Here is a policy that would benefit NHS patients in Scotland from the pockets of millionaires from the south east of England. The best of both worlds indeed.
Mr Murphy told party supporters in a speech on Monday: “We will support the NHS and nurses and use the money from a UK mansion tax to fund an additional 1000 NHS nurses in Scotland over and above the SNP plans that we inherit.
“So often in politics we hear from voters that politicians are all the same or from commentators that the differences between parties are marginal. But this is a uniquely Labour pledge for a Labour priority.”
Let me reassure Mr Murphy I am not one of those commentators. I don’t think Labour’s policy on nurses is just the same as the SNP’s. I think it’s bizarre.
Why? Because of these nine words: “over and above the SNP plans that we inherit”. That means, Labour is not just promising 1000 extra nurses; it’s pledging a thousandon top of whatever number the Nationalists recruit.
Pete Wishart, Lord help us, made a good point: “What if we pledge a million, trillion godzillian?”
But there are bigger challenges than an SNP government that decides to go on a recruitment drive on the set of Holby City. In these times of scarcity it is more important than ever to spend taxpayers’ money wisely and direct expenditure to where it is most needed and will be most beneficial. Nurses get all the headlines, and the hunkier doctors, but post-procedural social care is where politicians should focus their attention.
Families of Scots stuck in hospital long after their operation but caught in the bureaucracy and funding nexus between the NHS and their local authority would rather see the £250m go to reforming and streamlining this aspect of health and social care.
Then there’s the raw politics of it all. What happens to Mr Murphy’s pledge if Ed MIliband is forced to ditch the “mansion tax” as part of a coalition deal after the election? What if Mr Miliband wins, implements this tax and a few years later an incoming Tory government scraps it? How will the thousand extra nurses be funded?

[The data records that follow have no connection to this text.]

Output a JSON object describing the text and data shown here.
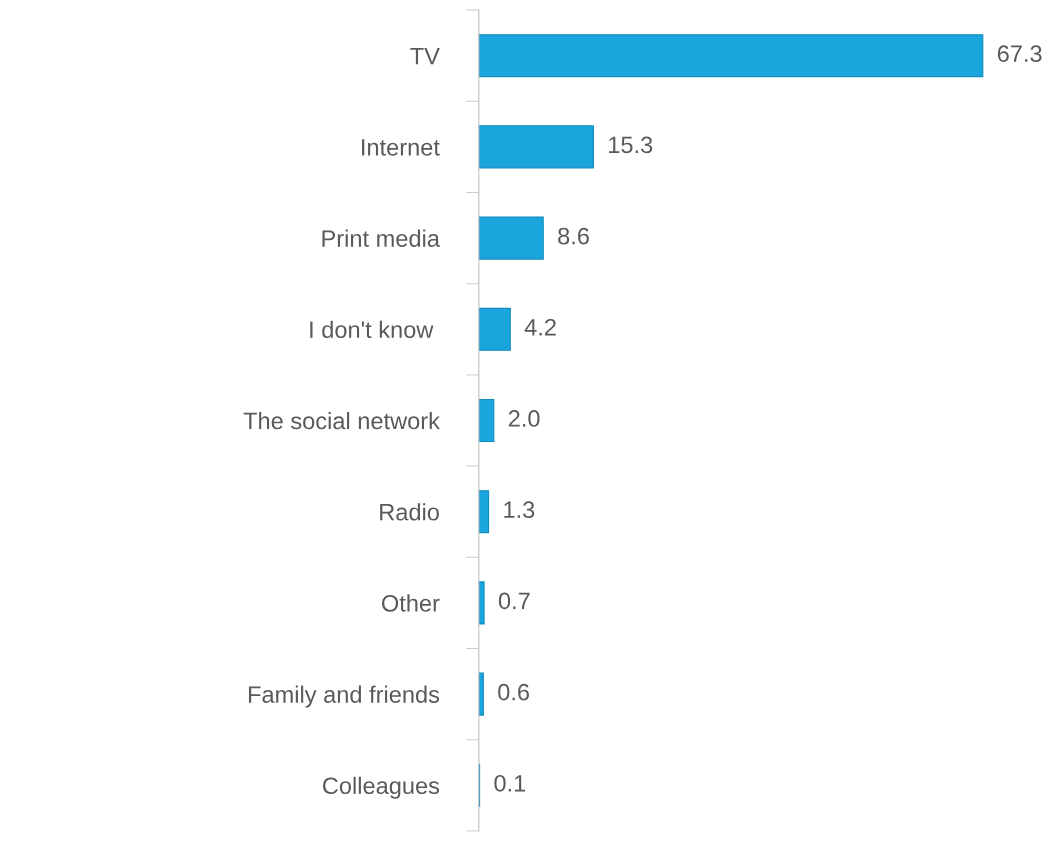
{
  "chart_data": {
    "type": "bar",
    "orientation": "horizontal",
    "categories": [
      "TV",
      "Internet",
      "Print media",
      "I don't know ",
      "The social network",
      "Radio",
      "Other",
      "Family and friends",
      "Colleagues"
    ],
    "values": [
      67.3,
      15.3,
      8.6,
      4.2,
      2.0,
      1.3,
      0.7,
      0.6,
      0.1
    ],
    "value_labels": [
      "67.3",
      "15.3",
      "8.6",
      "4.2",
      "2.0",
      "1.3",
      "0.7",
      "0.6",
      "0.1"
    ],
    "color": "#1aa5dc",
    "tick_labels": "y",
    "grid": false,
    "legend": false
  }
}
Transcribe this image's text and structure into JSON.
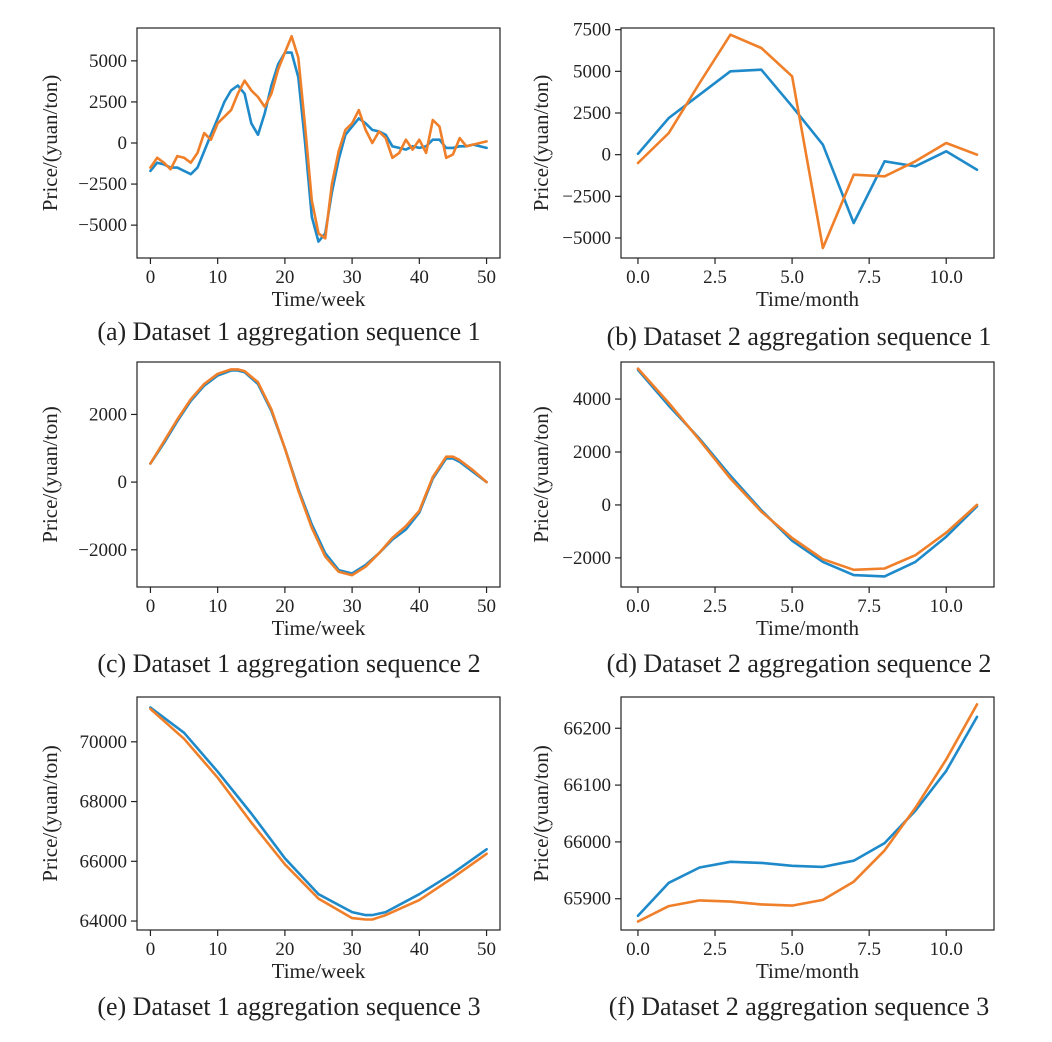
{
  "colors": {
    "series_blue": "#1f8ac9",
    "series_orange": "#f07f2a",
    "axis": "#222222"
  },
  "chart_data": [
    {
      "type": "line",
      "caption": "(a) Dataset 1 aggregation sequence 1",
      "xlabel": "Time/week",
      "ylabel": "Price/(yuan/ton)",
      "xlim": [
        -2,
        52
      ],
      "ylim": [
        -7000,
        7000
      ],
      "xticks": [
        0,
        10,
        20,
        30,
        40,
        50
      ],
      "xtick_labels": [
        "0",
        "10",
        "20",
        "30",
        "40",
        "50"
      ],
      "yticks": [
        -5000,
        -2500,
        0,
        2500,
        5000
      ],
      "ytick_labels": [
        "−5000",
        "−2500",
        "0",
        "2500",
        "5000"
      ],
      "x": [
        0,
        1,
        2,
        3,
        4,
        5,
        6,
        7,
        8,
        9,
        10,
        11,
        12,
        13,
        14,
        15,
        16,
        17,
        18,
        19,
        20,
        21,
        22,
        23,
        24,
        25,
        26,
        27,
        28,
        29,
        30,
        31,
        32,
        33,
        34,
        35,
        36,
        37,
        38,
        39,
        40,
        41,
        42,
        43,
        44,
        45,
        46,
        47,
        48,
        49,
        50
      ],
      "series": [
        {
          "name": "blue",
          "values": [
            -1700,
            -1200,
            -1300,
            -1500,
            -1500,
            -1700,
            -1900,
            -1500,
            -500,
            500,
            1500,
            2500,
            3200,
            3500,
            3000,
            1200,
            500,
            1800,
            3500,
            4800,
            5500,
            5500,
            4000,
            0,
            -4500,
            -6000,
            -5500,
            -3000,
            -1000,
            500,
            1000,
            1500,
            1200,
            800,
            700,
            500,
            -200,
            -300,
            -400,
            -200,
            -300,
            -200,
            200,
            200,
            -300,
            -300,
            -200,
            -200,
            -100,
            -200,
            -300
          ]
        },
        {
          "name": "orange",
          "values": [
            -1500,
            -900,
            -1200,
            -1600,
            -800,
            -900,
            -1200,
            -600,
            600,
            200,
            1200,
            1600,
            2000,
            3000,
            3800,
            3200,
            2800,
            2200,
            3000,
            4500,
            5500,
            6500,
            5200,
            1000,
            -3500,
            -5500,
            -5800,
            -2500,
            -500,
            800,
            1200,
            2000,
            800,
            0,
            700,
            300,
            -900,
            -600,
            200,
            -400,
            200,
            -600,
            1400,
            1000,
            -900,
            -700,
            300,
            -200,
            -100,
            0,
            100
          ]
        }
      ]
    },
    {
      "type": "line",
      "caption": "(b) Dataset 2 aggregation sequence 1",
      "xlabel": "Time/month",
      "ylabel": "Price/(yuan/ton)",
      "xlim": [
        -0.55,
        11.55
      ],
      "ylim": [
        -6200,
        7600
      ],
      "xticks": [
        0,
        2.5,
        5,
        7.5,
        10
      ],
      "xtick_labels": [
        "0.0",
        "2.5",
        "5.0",
        "7.5",
        "10.0"
      ],
      "yticks": [
        -5000,
        -2500,
        0,
        2500,
        5000,
        7500
      ],
      "ytick_labels": [
        "−5000",
        "−2500",
        "0",
        "2500",
        "5000",
        "7500"
      ],
      "x": [
        0,
        1,
        2,
        3,
        4,
        5,
        6,
        7,
        8,
        9,
        10,
        11
      ],
      "series": [
        {
          "name": "blue",
          "values": [
            50,
            2200,
            3600,
            5000,
            5100,
            2900,
            600,
            -4100,
            -400,
            -700,
            200,
            -900
          ]
        },
        {
          "name": "orange",
          "values": [
            -500,
            1300,
            4300,
            7200,
            6400,
            4700,
            -5600,
            -1200,
            -1300,
            -400,
            700,
            0
          ]
        }
      ]
    },
    {
      "type": "line",
      "caption": "(c) Dataset 1 aggregation sequence 2",
      "xlabel": "Time/week",
      "ylabel": "Price/(yuan/ton)",
      "xlim": [
        -2,
        52
      ],
      "ylim": [
        -3100,
        3550
      ],
      "xticks": [
        0,
        10,
        20,
        30,
        40,
        50
      ],
      "xtick_labels": [
        "0",
        "10",
        "20",
        "30",
        "40",
        "50"
      ],
      "yticks": [
        -2000,
        0,
        2000
      ],
      "ytick_labels": [
        "−2000",
        "0",
        "2000"
      ],
      "x": [
        0,
        2,
        4,
        6,
        8,
        10,
        12,
        13,
        14,
        16,
        18,
        20,
        22,
        24,
        26,
        28,
        30,
        32,
        34,
        36,
        38,
        40,
        42,
        44,
        45,
        46,
        48,
        50
      ],
      "series": [
        {
          "name": "blue",
          "values": [
            550,
            1150,
            1800,
            2400,
            2850,
            3150,
            3300,
            3300,
            3250,
            2900,
            2100,
            1000,
            -200,
            -1250,
            -2100,
            -2600,
            -2700,
            -2450,
            -2100,
            -1700,
            -1400,
            -900,
            100,
            700,
            700,
            600,
            300,
            0
          ]
        },
        {
          "name": "orange",
          "values": [
            550,
            1200,
            1850,
            2450,
            2900,
            3200,
            3330,
            3330,
            3280,
            2950,
            2150,
            1000,
            -250,
            -1350,
            -2200,
            -2650,
            -2750,
            -2500,
            -2100,
            -1650,
            -1300,
            -850,
            150,
            750,
            750,
            650,
            350,
            0
          ]
        }
      ]
    },
    {
      "type": "line",
      "caption": "(d) Dataset 2 aggregation sequence 2",
      "xlabel": "Time/month",
      "ylabel": "Price/(yuan/ton)",
      "xlim": [
        -0.55,
        11.55
      ],
      "ylim": [
        -3100,
        5400
      ],
      "xticks": [
        0,
        2.5,
        5,
        7.5,
        10
      ],
      "xtick_labels": [
        "0.0",
        "2.5",
        "5.0",
        "7.5",
        "10.0"
      ],
      "yticks": [
        -2000,
        0,
        2000,
        4000
      ],
      "ytick_labels": [
        "−2000",
        "0",
        "2000",
        "4000"
      ],
      "x": [
        0,
        1,
        2,
        3,
        4,
        5,
        6,
        7,
        8,
        9,
        10,
        11
      ],
      "series": [
        {
          "name": "blue",
          "values": [
            5100,
            3750,
            2500,
            1100,
            -200,
            -1350,
            -2150,
            -2650,
            -2700,
            -2150,
            -1200,
            -50
          ]
        },
        {
          "name": "orange",
          "values": [
            5150,
            3850,
            2450,
            1000,
            -250,
            -1250,
            -2050,
            -2450,
            -2400,
            -1900,
            -1050,
            0
          ]
        }
      ]
    },
    {
      "type": "line",
      "caption": "(e) Dataset 1 aggregation sequence 3",
      "xlabel": "Time/week",
      "ylabel": "Price/(yuan/ton)",
      "xlim": [
        -2,
        52
      ],
      "ylim": [
        63700,
        71500
      ],
      "xticks": [
        0,
        10,
        20,
        30,
        40,
        50
      ],
      "xtick_labels": [
        "0",
        "10",
        "20",
        "30",
        "40",
        "50"
      ],
      "yticks": [
        64000,
        66000,
        68000,
        70000
      ],
      "ytick_labels": [
        "64000",
        "66000",
        "68000",
        "70000"
      ],
      "x": [
        0,
        5,
        10,
        15,
        20,
        25,
        30,
        32,
        33,
        35,
        40,
        45,
        50
      ],
      "series": [
        {
          "name": "blue",
          "values": [
            71150,
            70300,
            69000,
            67600,
            66100,
            64900,
            64300,
            64200,
            64200,
            64300,
            64900,
            65600,
            66400
          ]
        },
        {
          "name": "orange",
          "values": [
            71100,
            70100,
            68800,
            67300,
            65900,
            64750,
            64100,
            64050,
            64050,
            64200,
            64700,
            65450,
            66250
          ]
        }
      ]
    },
    {
      "type": "line",
      "caption": "(f) Dataset 2 aggregation sequence 3",
      "xlabel": "Time/month",
      "ylabel": "Price/(yuan/ton)",
      "xlim": [
        -0.55,
        11.55
      ],
      "ylim": [
        65845,
        66255
      ],
      "xticks": [
        0,
        2.5,
        5,
        7.5,
        10
      ],
      "xtick_labels": [
        "0.0",
        "2.5",
        "5.0",
        "7.5",
        "10.0"
      ],
      "yticks": [
        65900,
        66000,
        66100,
        66200
      ],
      "ytick_labels": [
        "65900",
        "66000",
        "66100",
        "66200"
      ],
      "x": [
        0,
        1,
        2,
        3,
        4,
        5,
        6,
        7,
        8,
        9,
        10,
        11
      ],
      "series": [
        {
          "name": "blue",
          "values": [
            65870,
            65928,
            65955,
            65965,
            65963,
            65958,
            65956,
            65967,
            65998,
            66055,
            66125,
            66220
          ]
        },
        {
          "name": "orange",
          "values": [
            65860,
            65887,
            65897,
            65895,
            65890,
            65888,
            65898,
            65930,
            65985,
            66060,
            66145,
            66242
          ]
        }
      ]
    }
  ]
}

And if, as Mr Murphy claims, 95% of the revenue will come from the south east of England, why does he suppose that voters there will accept such a big chunk of their change going north of the border?
That’s the problem with substituting political machismo for spending priorities. It always leaves the politician responsible sounding disingenuous and looking ridiculous. Quite why someone as strategically clued-up as Mr Murphy would make such a slip is not easily discernible. He must be aware that he cannot outflank the SNP on the left; any attempt to do so will prove a fool’s errand.
His job is not to outspend the Nationalists. It’s to offer a distinct, coherent policy agenda with fairness, choice, and opportunity at its heart. This is a task Mr Murphy is more than equal to. It’s time he got on with it.